La Fiera dell'agricoltura non si farà. Covelli: «Ripensateci, è evento anticrisi»

L'ex consigliere e candidato sindaco critica la decisione di rinviare l'edizione 2018 al dopo elezioni comunali
01 marzo 2018

TERAMO - L’auspicio che gli organizzatori del Comitato e il commissario stroardinario Luigi Pizzi si ravvedano sulla decisione di non allestire quest’anno l’edizione della Fiera dell’agricoltura, viene espresso dall’ex consigliere comunale e provinciale Alberto Covelli, candidato sindaco di Teramo Soprattutto alle prossime amministrative.

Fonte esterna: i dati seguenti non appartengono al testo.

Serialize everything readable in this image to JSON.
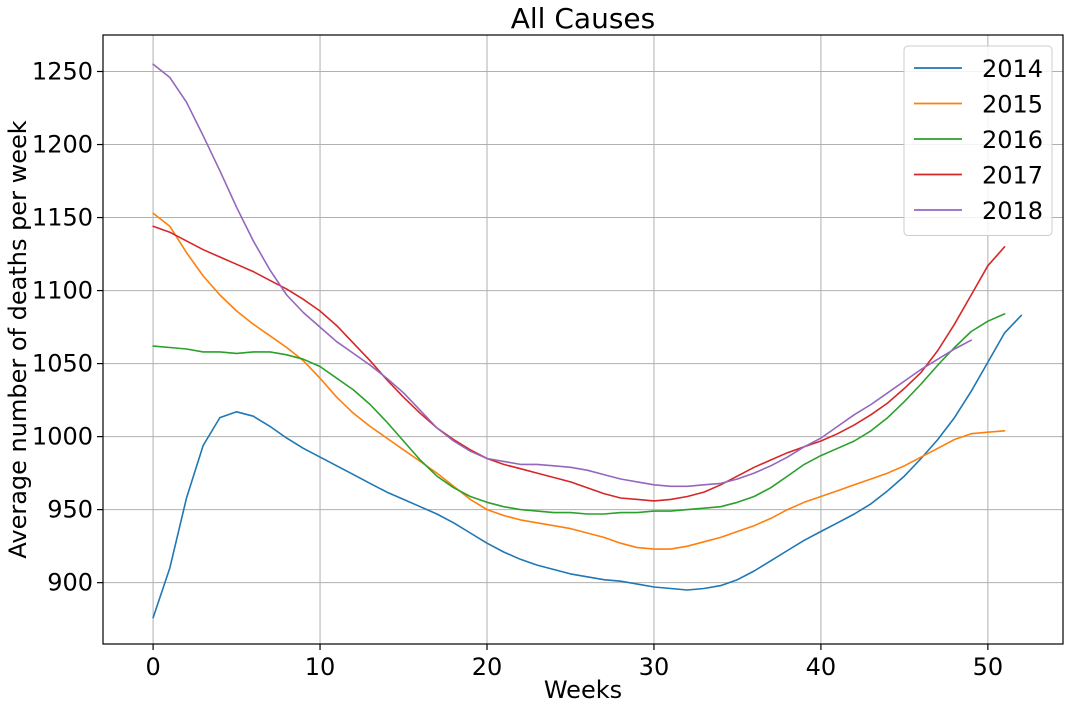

La decisione di far saltare, rinviandola a un periodo successivo all’insediamento della nuova amministrazione, la storica manifestazione non è stata accolta positivamente: «Al cospetto di una evidente e perdurante crisi economica, acuita dalla caduta della giunta comunale - scrive Covelli - appare fin troppo palese come l’organizzazione di un evento di tale entità sia in grado di concedere ai nostri concittadini un fine settimana di autentica spensieratezza oltre che una conclamata opportunità di sana economia a tutto l’indotto dell’agricoltura». Organizzarla dopo l’estate per l’amminstratore non avrà la stessa valenza: «Da sempre - dice Covelli - la Fiera è appuntamento primaverile tanto da coincidete con il risveglio anche stagionale dell’agricoltura». A parte il significato tradizionale che ha fatto della rassegna teramana «un appuntamento storico e molto sentito sia dalla cittadinanza che dagli operatori locali».